County governments were running 5,476 bank accounts June 30, according to the Controller of Budget, despite rules requiring most funds to be kept at the Central Bank, exposing billions of shillings to weaker fiscal controls.
- •Homa Bay leads with 558 accounts, followed by Kitui with 350, Nakuru with 311, and Bungoma with 301.
 - •Other counties with high numbers of commercial bank accounts include Baringo at 280, Kericho at 245, Kwale at 240, Machakos at 231, Nairobi County at 174, Embu at 222, Kisumu holds 190, Nyamira 157, Elgeyo-Marakwet and Uasin Gishu 160 each, and Bomet 148.
 - •In contrast, Nandi County operates just 10 accounts, while Kisii runs 14 and Siaya 15.
 
According to the law, counties should only keep a few accounts outside the Central Bank for petty cash, imprest, and revenue collection, but in total they are running far more.

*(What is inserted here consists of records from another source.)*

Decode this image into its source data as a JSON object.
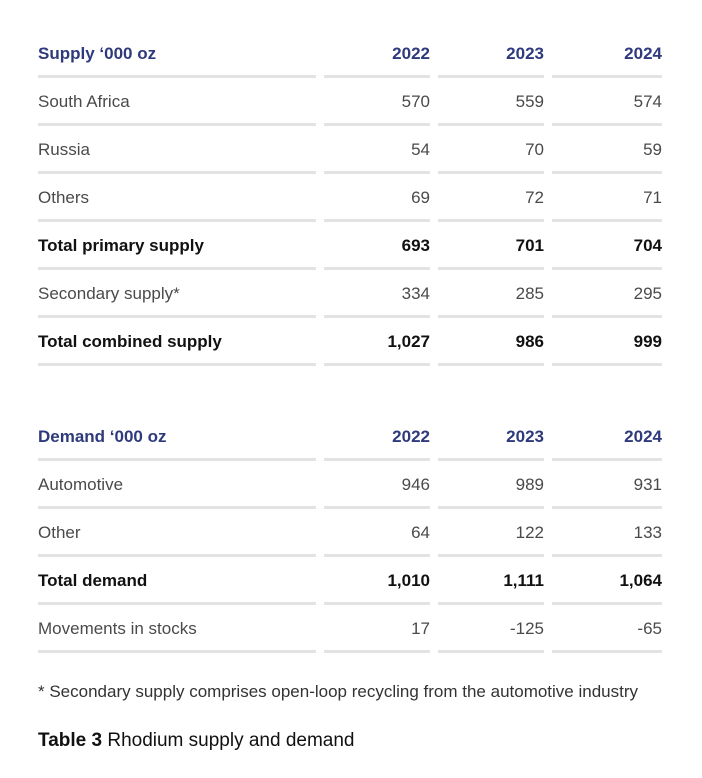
{
  "supply": {
    "header": [
      "Supply ‘000 oz",
      "2022",
      "2023",
      "2024"
    ],
    "rows": [
      {
        "label": "South Africa",
        "v2022": "570",
        "v2023": "559",
        "v2024": "574"
      },
      {
        "label": "Russia",
        "v2022": "54",
        "v2023": "70",
        "v2024": "59"
      },
      {
        "label": "Others",
        "v2022": "69",
        "v2023": "72",
        "v2024": "71"
      },
      {
        "label": "Total primary supply",
        "v2022": "693",
        "v2023": "701",
        "v2024": "704"
      },
      {
        "label": "Secondary supply*",
        "v2022": "334",
        "v2023": "285",
        "v2024": "295"
      },
      {
        "label": "Total combined supply",
        "v2022": "1,027",
        "v2023": "986",
        "v2024": "999"
      }
    ]
  },
  "demand": {
    "header": [
      "Demand ‘000 oz",
      "2022",
      "2023",
      "2024"
    ],
    "rows": [
      {
        "label": "Automotive",
        "v2022": "946",
        "v2023": "989",
        "v2024": "931"
      },
      {
        "label": "Other",
        "v2022": "64",
        "v2023": "122",
        "v2024": "133"
      },
      {
        "label": "Total demand",
        "v2022": "1,010",
        "v2023": "1,111",
        "v2024": "1,064"
      },
      {
        "label": "Movements in stocks",
        "v2022": "17",
        "v2023": "-125",
        "v2024": "-65"
      }
    ]
  },
  "footnote": "* Secondary supply comprises open-loop recycling from the automotive industry",
  "caption": {
    "number": "Table 3",
    "title": "Rhodium supply and demand"
  }
}
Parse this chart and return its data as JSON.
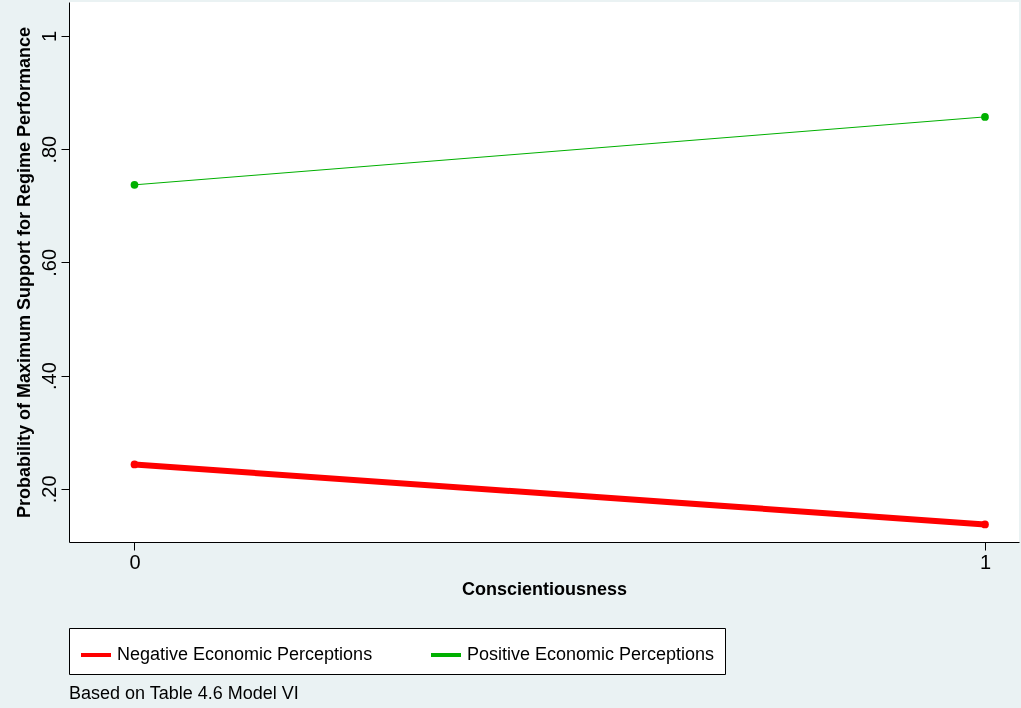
{
  "chart_data": {
    "type": "line",
    "xlabel": "Conscientiousness",
    "ylabel": "Probability of Maximum Support for Regime Performance",
    "x": [
      0,
      1
    ],
    "series": [
      {
        "name": "Negative Economic Perceptions",
        "color": "#ff0000",
        "values": [
          0.243,
          0.137
        ]
      },
      {
        "name": "Positive Economic Perceptions",
        "color": "#00b000",
        "values": [
          0.737,
          0.857
        ]
      }
    ],
    "xlim": [
      -0.077,
      1.04
    ],
    "ylim": [
      0.106,
      1.06
    ],
    "xticks": [
      0,
      1
    ],
    "yticks": [
      {
        "value": 0.2,
        "label": ".20"
      },
      {
        "value": 0.4,
        "label": ".40"
      },
      {
        "value": 0.6,
        "label": ".60"
      },
      {
        "value": 0.8,
        "label": ".80"
      },
      1
    ],
    "grid": false,
    "legend": "bottom",
    "marker": "circle",
    "line_style": "solid",
    "annotations": [
      "Based on Table 4.6 Model VI"
    ]
  }
}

Public Finance regulations also require counties to obtain authorization from the Treasury before opening such accounts, with copies of approvals filed with the Controller of Budget, but those records are yet to be submitted.
The proliferation of accounts across commercial banks complicates oversight, fragments resources, and raises the risk of mismanagement.

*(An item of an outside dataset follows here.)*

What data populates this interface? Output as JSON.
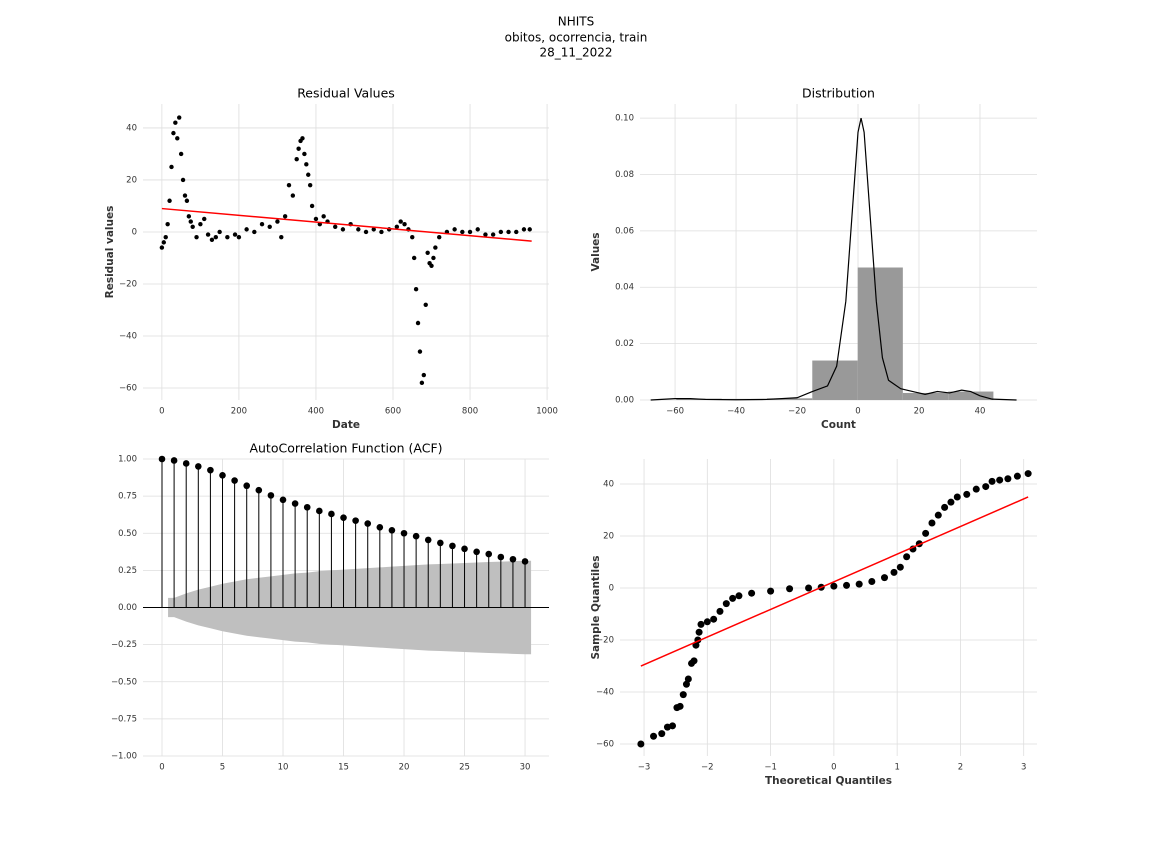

To curb this practice, the Cabinet approved a Treasury Single Account for national and county governments in January. The reform is aimed at consolidating cash resources at the Central Bank.
The system is designed to simplify government banking, create visibility over cash balances, and prevent interest on public funds from accruing to private commercial banks.
It forms part of a wider drive to tighten fiscal discipline, alongside the electronic procurement reforms, which counties have vehemently opposed.
Until the TSA is fully implemented, devolved units are likely to continue the habit of scattering funds across commercial banks. This is likely to weaken public trust even as county governments improved their own revenue collection to KSh 67.30 billion from KSh 41.40 billion in the financial year under review.